Model of Continuous Random Variables
Week 8
Oct 08, 2025
Plan
In today’s class we will learn commonly used models for continuous random variables:
- Normal random variables
- Log-normal random variables
- Chi-square random variables
- Exponential random variables
Textbook Reference: JA 11; SDG 5.6, 8.2
Continuous random variables
- Discrete r.v.: take on countable set of values (0,1,2,…).
- Continuous r.v.: can take on any value in an interval.
- Described by a probability density function (pdf) \(f(x)\) such that:
\[
P(a \leq X \leq b) = \int_a^b f(x) dx
\]
- \(f(x)\ge 0\) for all \(x\), and \(\int_{-\infty}^{\infty} f(x) dx = 1\).
Normal random variables
A random variable \(X\) has a normal distribution with mean \(\mu\) and variance \(\sigma^2\), written \(X\sim N(\mu,\sigma^2)\), if its pdf is
\[
f_X(x|\mu,\sigma^2) = \frac{1}{\sqrt{2\pi\sigma^2}} \exp\left(-\frac{(x-\mu)^2}{2\sigma^2}\right).
\]
- Symmetric around \(\mu\), and has a bell-shaped curve.
- Parameters: mean (\(\mu\)) and variance (\(\sigma^2\)).
- Functions in R:
pnorm(x,mu,sd) # P(X <= x)
qnorm(p,mu,sd) # quantile at probability p
dnorm(x,mu,sd) # density at x
rnorm(n,mu,sd) # random draws
Normal random variables
Normal random variables
Normal random variables
Standard normal
- If \(X\sim N(\mu,\sigma^2)\), then \(Z=\frac{X-\mu}{\sigma}\sim N(0,1)\).
- A standard normal pdf denoted \(\phi(z)\) and cdf denoted \(\Phi(z)\)
- Typically used in probability tables/software. \[P(-1.96\leq Z\leq 1.96)\approx 0.95\] \[P(-1.645\leq Z\leq 1.645)\approx 0.90\]
- Functions in R:
pnorm(z) # P(Z <= z)
qnorm(p) # quantile at probability p
dnorm(z) # density at z
rnorm(n,mu,sd) # random draws
Log-normal random variables
If \(\ln X\sim N(\mu,\sigma^2)\),
then \(X\) is log-normal.
\(X\) only takes positive values.
Skewed right, long tail.
Useful in economics for modeling income, wealth, firm size
Functions in R:
plnorm(x,lnmu,lnsd) # P(X <= x)
qlnorm(p,lnmu,lnsd) # quantile at probability p
dlnorm(x,lnmu,lnsd) # density at x
rlnorm(n,lnmu,lnsd) # random draws
Chi-square
- If \(Z \sim N(0,1)\), then \(Z^2 \sim \chi^2_1\).

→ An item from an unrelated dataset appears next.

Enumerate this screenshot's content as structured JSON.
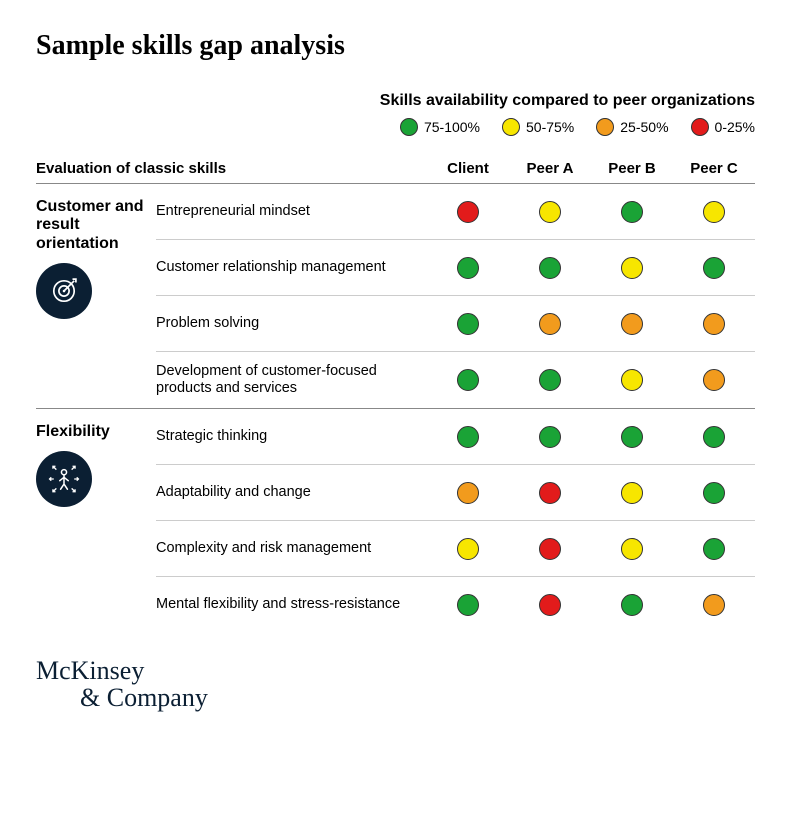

- More generally, if \(Z_1, Z_2, \ldots, Z_k \sim\) i.i.d. \(N(0,1)\), then
\[
X = Z_1^2 + Z_2^2 + \cdots + Z_k^2 \sim \chi^2_k
\]
- Key relationship: The chi-square distribution is built from the normal.
- Parameter \(k\) = degrees of freedom.
- Mean = \(k\), variance = \(2k\).
- Used in testing (goodness-of-fit, variance tests).
- Function in R:
pchisq(x,df), qchisq(p,df), dchisq(x,df), rchisq(n,df).
Chi-square
Exponential random variables
A random variable \(X\) is Exponential (\(\theta\)) if:
\[
f_X(x|\theta) = \theta e^{-\theta x},\quad x\ge 0
\]
- Mean = \(1/\theta\), variance = \(1/\theta^2\), CDF: \(F_X(x)=1-e^{-\theta x}.\)
- Applications:
- Duration of unemployment spells
- Time until a trade is executed
- Machine lifetimes
- Function in R:
pexp(x,rate), qexp(p,df), dexp(x,df), rexp(n,df).

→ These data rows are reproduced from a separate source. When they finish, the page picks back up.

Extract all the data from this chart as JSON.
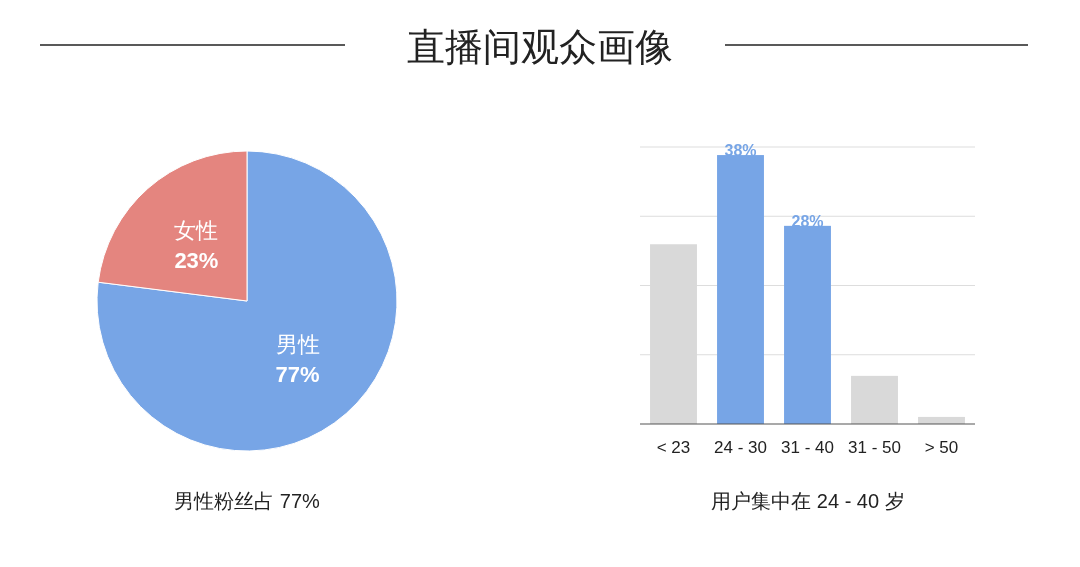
{
  "chart_data": [
    {
      "type": "pie",
      "title": "直播间观众画像",
      "categories": [
        "男性",
        "女性"
      ],
      "values": [
        77,
        23
      ],
      "colors": [
        "#77a5e6",
        "#e4857f"
      ],
      "value_labels": [
        "77%",
        "23%"
      ],
      "annotations": [
        "男性粉丝占 77%"
      ]
    },
    {
      "type": "bar",
      "categories": [
        "< 23",
        "24 - 30",
        "31 - 40",
        "31 - 50",
        "> 50"
      ],
      "values": [
        25.4,
        38,
        28,
        6.8,
        1
      ],
      "colors": [
        "#d9d9d9",
        "#77a5e6",
        "#77a5e6",
        "#d9d9d9",
        "#d9d9d9"
      ],
      "value_labels": [
        null,
        "38%",
        "28%",
        null,
        null
      ],
      "grid": true,
      "annotations": [
        "用户集中在 24 - 40 岁"
      ]
    }
  ]
}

Exponential random variables
Mixtures of normals
- Some data look “normal-like” but with multiple peaks.
- A mixture of normals is a weighted average of normal distributions.
Economic example: distribution of daily sales may differ between weekdays and weekends.
Summary
We learned continuous random variable models:
- Normal: symmetric, bell-shaped, most common.
- Lognormal: positive, skewed, used for income/wealth.
- Chi-square: sums of squared normals, variance testing.
- Exponential: time durations, memoryless.
- Mixtures: flexible for multimodal data.